Doctors and scientists say rashes should be taken as seriously as a high temperature, new continuous cough and loss of taste or smell.

The World Health Organisation has included “a rash on skin, or discolouration of fingers or toes” on its list for months, but the UK is holding back.

The dermatologists’ association, the health science company Zoe and King’s College researchers have launched a website showing images of Covid-19 skin rashes to help people identify theirs.

Dr Justine Kluk, a consultant dermatologist, helped choose the images for the website.

She told the Times: “This new atlas of covid rashes, the first of its kind, is an important step in raising awareness.”

Without patients realising the significance of the skin rash, they do not know they need to self-isolate to stop spreading the virus to others.

Children are twice as likely to develop a rash compared to adults, and the rash was the only sign of coronavirus in 21 per cent of people testing positive for the virus.

Dr Veronique Bataille, a consultant dermatologist at St Thomas’ Hospital and King’s College, added: “Our research shows that rashes can be more predictive of Covid-19 than fever and cough, particularly in children.

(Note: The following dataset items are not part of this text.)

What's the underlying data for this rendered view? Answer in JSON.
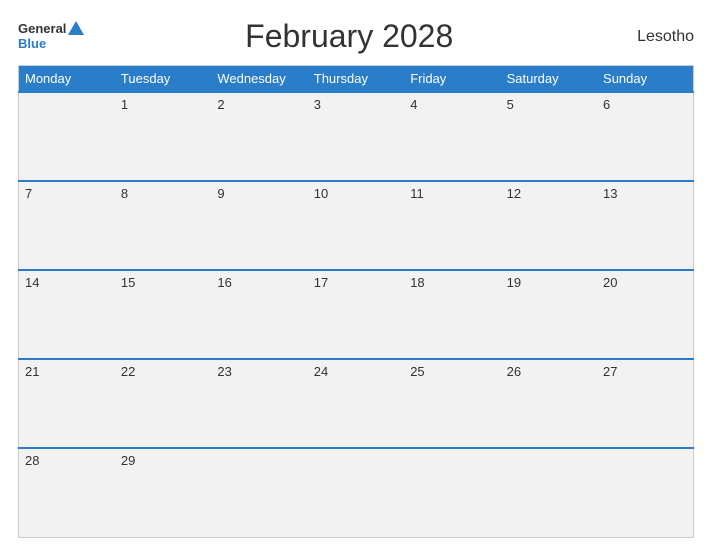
{
  "header": {
    "title": "February 2028",
    "country": "Lesotho",
    "logo_general": "General",
    "logo_blue": "Blue"
  },
  "calendar": {
    "days_of_week": [
      "Monday",
      "Tuesday",
      "Wednesday",
      "Thursday",
      "Friday",
      "Saturday",
      "Sunday"
    ],
    "weeks": [
      [
        null,
        1,
        2,
        3,
        4,
        5,
        6
      ],
      [
        7,
        8,
        9,
        10,
        11,
        12,
        13
      ],
      [
        14,
        15,
        16,
        17,
        18,
        19,
        20
      ],
      [
        21,
        22,
        23,
        24,
        25,
        26,
        27
      ],
      [
        28,
        29,
        null,
        null,
        null,
        null,
        null
      ]
    ]
  }
}
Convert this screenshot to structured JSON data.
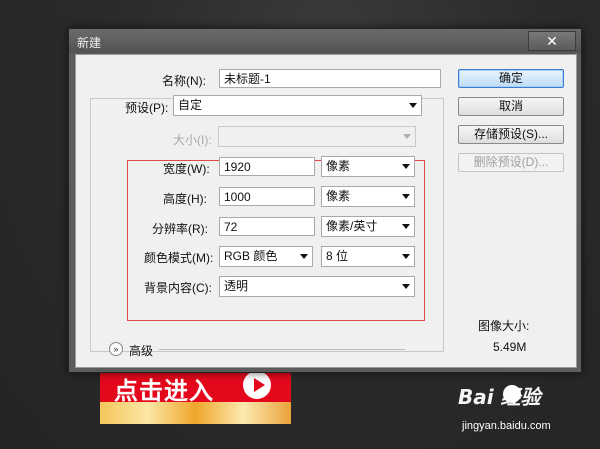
{
  "window": {
    "title": "新建",
    "close": "✕"
  },
  "name": {
    "label": "名称(N):",
    "value": "未标题-1"
  },
  "preset": {
    "label": "预设(P):",
    "value": "自定"
  },
  "size": {
    "label": "大小(I):",
    "value": ""
  },
  "width": {
    "label": "宽度(W):",
    "value": "1920",
    "unit": "像素"
  },
  "height": {
    "label": "高度(H):",
    "value": "1000",
    "unit": "像素"
  },
  "resolution": {
    "label": "分辨率(R):",
    "value": "72",
    "unit": "像素/英寸"
  },
  "color_mode": {
    "label": "颜色模式(M):",
    "value": "RGB 颜色",
    "depth": "8 位"
  },
  "background": {
    "label": "背景内容(C):",
    "value": "透明"
  },
  "advanced": {
    "label": "高级",
    "icon": "double-chevron-down-icon"
  },
  "buttons": {
    "ok": "确定",
    "cancel": "取消",
    "save_preset": "存储预设(S)...",
    "delete_preset": "删除预设(D)..."
  },
  "image_size": {
    "title": "图像大小:",
    "value": "5.49M"
  },
  "promo": {
    "text": "点击进入",
    "icon": "play-icon",
    "color": "#e3081c"
  },
  "watermark": {
    "brand": "Bai  经验",
    "url": "jingyan.baidu.com",
    "icon": "paw-icon"
  },
  "colors": {
    "highlight_box": "#e04848",
    "default_button": "#3a7bd5"
  }
}
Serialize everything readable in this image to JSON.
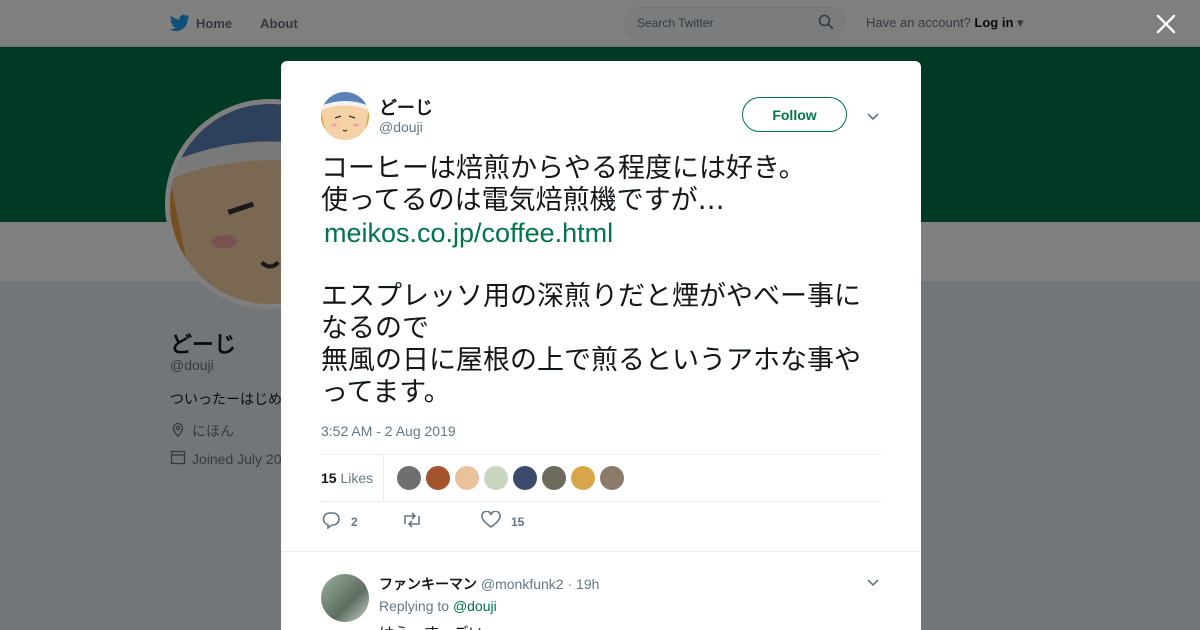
{
  "colors": {
    "accent": "#00744a",
    "banner": "#00744a",
    "text": "#14171a",
    "muted": "#657786"
  },
  "nav": {
    "home_label": "Home",
    "about_label": "About",
    "search_placeholder": "Search Twitter",
    "account_prompt": "Have an account?",
    "login_label": "Log in"
  },
  "profile": {
    "name": "どーじ",
    "handle": "@douji",
    "bio": "ついったーはじめ",
    "location": "にほん",
    "joined": "Joined July 20"
  },
  "tweet": {
    "author_name": "どーじ",
    "author_handle": "@douji",
    "follow_label": "Follow",
    "line1": "コーヒーは焙煎からやる程度には好き。",
    "line2": "使ってるのは電気焙煎機ですが…",
    "link": "meikos.co.jp/coffee.html",
    "line3": "エスプレッソ用の深煎りだと煙がやべー事になるので",
    "line4": "無風の日に屋根の上で煎るというアホな事やってます。",
    "timestamp": "3:52 AM - 2 Aug 2019",
    "likes_count": "15",
    "likes_label": "Likes",
    "reply_count": "2",
    "retweet_count": "",
    "like_count": "15"
  },
  "likers": [
    "#6f6f6f",
    "#a3542d",
    "#e9c29c",
    "#c8d6c0",
    "#3c4a6b",
    "#6d6a5e",
    "#d9a74a",
    "#8a7a6a"
  ],
  "reply": {
    "name": "ファンキーマン",
    "handle": "@monkfunk2",
    "time": "· 19h",
    "replying_prefix": "Replying to",
    "replying_handle": "@douji",
    "text": "はえーすっごい"
  }
}
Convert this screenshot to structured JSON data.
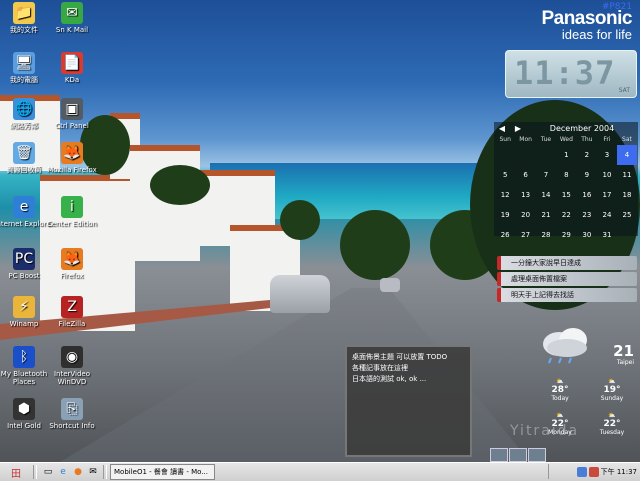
{
  "desktop_icons": [
    {
      "label": "我的文件",
      "icon": "folder-icon",
      "color": "#f2c94c",
      "glyph": "📁"
    },
    {
      "label": "Sn K Mail",
      "icon": "mail-icon",
      "color": "#38a845",
      "glyph": "✉"
    },
    {
      "label": "我的電腦",
      "icon": "computer-icon",
      "color": "#5a9ee0",
      "glyph": "🖥"
    },
    {
      "label": "KDa",
      "icon": "pdf-icon",
      "color": "#d93b2f",
      "glyph": "📄"
    },
    {
      "label": "網路芳鄰",
      "icon": "network-icon",
      "color": "#3b8fd9",
      "glyph": "🌐"
    },
    {
      "label": "Ctrl Panel",
      "icon": "panel-icon",
      "color": "#555b62",
      "glyph": "▣"
    },
    {
      "label": "資源回收筒",
      "icon": "recycle-icon",
      "color": "#62a9e6",
      "glyph": "🗑"
    },
    {
      "label": "Mozilla Firefox",
      "icon": "firefox-icon",
      "color": "#e87a1f",
      "glyph": "🦊"
    },
    {
      "label": "Internet Explorer",
      "icon": "ie-icon",
      "color": "#2f7fd6",
      "glyph": "e"
    },
    {
      "label": "Center Edition",
      "icon": "info-icon",
      "color": "#37b14a",
      "glyph": "i"
    },
    {
      "label": "PC Boost",
      "icon": "pc-icon",
      "color": "#1b2e6b",
      "glyph": "PC"
    },
    {
      "label": "Firefox",
      "icon": "firefox-small-icon",
      "color": "#e87a1f",
      "glyph": "🦊"
    },
    {
      "label": "Winamp",
      "icon": "winamp-icon",
      "color": "#e9b53b",
      "glyph": "⚡"
    },
    {
      "label": "FileZilla",
      "icon": "filezilla-icon",
      "color": "#b72222",
      "glyph": "Z"
    },
    {
      "label": "My Bluetooth Places",
      "icon": "bluetooth-icon",
      "color": "#1b4fc9",
      "glyph": "ᛒ"
    },
    {
      "label": "InterVideo WinDVD",
      "icon": "dvd-icon",
      "color": "#2f2f2f",
      "glyph": "◉"
    },
    {
      "label": "Intel Gold",
      "icon": "intel-icon",
      "color": "#333",
      "glyph": "⬢"
    },
    {
      "label": "Shortcut Info",
      "icon": "shortcut-icon",
      "color": "#8aa0b5",
      "glyph": "⎘"
    }
  ],
  "brand": {
    "tag": "#P821",
    "name": "Panasonic",
    "slogan": "ideas for life"
  },
  "clock": {
    "time": "11:37",
    "day": "SAT"
  },
  "calendar": {
    "month_label": "December 2004",
    "prev": "◀",
    "next": "▶",
    "weekdays": [
      "Sun",
      "Mon",
      "Tue",
      "Wed",
      "Thu",
      "Fri",
      "Sat"
    ],
    "weeks": [
      [
        "",
        "",
        "",
        "1",
        "2",
        "3",
        "4"
      ],
      [
        "5",
        "6",
        "7",
        "8",
        "9",
        "10",
        "11"
      ],
      [
        "12",
        "13",
        "14",
        "15",
        "16",
        "17",
        "18"
      ],
      [
        "19",
        "20",
        "21",
        "22",
        "23",
        "24",
        "25"
      ],
      [
        "26",
        "27",
        "28",
        "29",
        "30",
        "31",
        ""
      ]
    ],
    "today": "4",
    "today_color": "#3d6cf0"
  },
  "tasks": [
    "一分鐘大家說早日達成",
    "處理桌面佈置檔案",
    "明天手上記得去找話"
  ],
  "note": {
    "lines": [
      "桌面佈景主題 可以放置 TODO",
      "各種記事放在這裡",
      "日本語的測試 ok, ok ..."
    ]
  },
  "weather": {
    "temp": "21",
    "city": "Taipei",
    "forecast": [
      {
        "day": "Today",
        "temp": "28°"
      },
      {
        "day": "Sunday",
        "temp": "19°"
      },
      {
        "day": "Monday",
        "temp": "22°"
      },
      {
        "day": "Tuesday",
        "temp": "22°"
      }
    ],
    "watermark": "Yitraida"
  },
  "taskbar": {
    "start_glyph": "田",
    "quick_launch": [
      "desktop-icon",
      "ie-icon",
      "firefox-icon",
      "mail-icon"
    ],
    "window_button": "MobileO1 - 餐會 讀書 - Mo...",
    "clock": "下午 11:37"
  }
}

“We found one in six children get a rash without any other classical symptoms.”

Dr Tanya Bleiker, president of the British Association of Dermatologists said: “The association between certain rashes and Covid-19 has become increasingly clear, and being able to recognise these is crucial for reducing the spread of the disease.”

And Tim Spector, professor of genetic epidemiology at King’s College added: “We have asked the government to add a new skin rash to the official NHS list of signs and symptoms of Covid-19, as it will reduce infections and save lives.”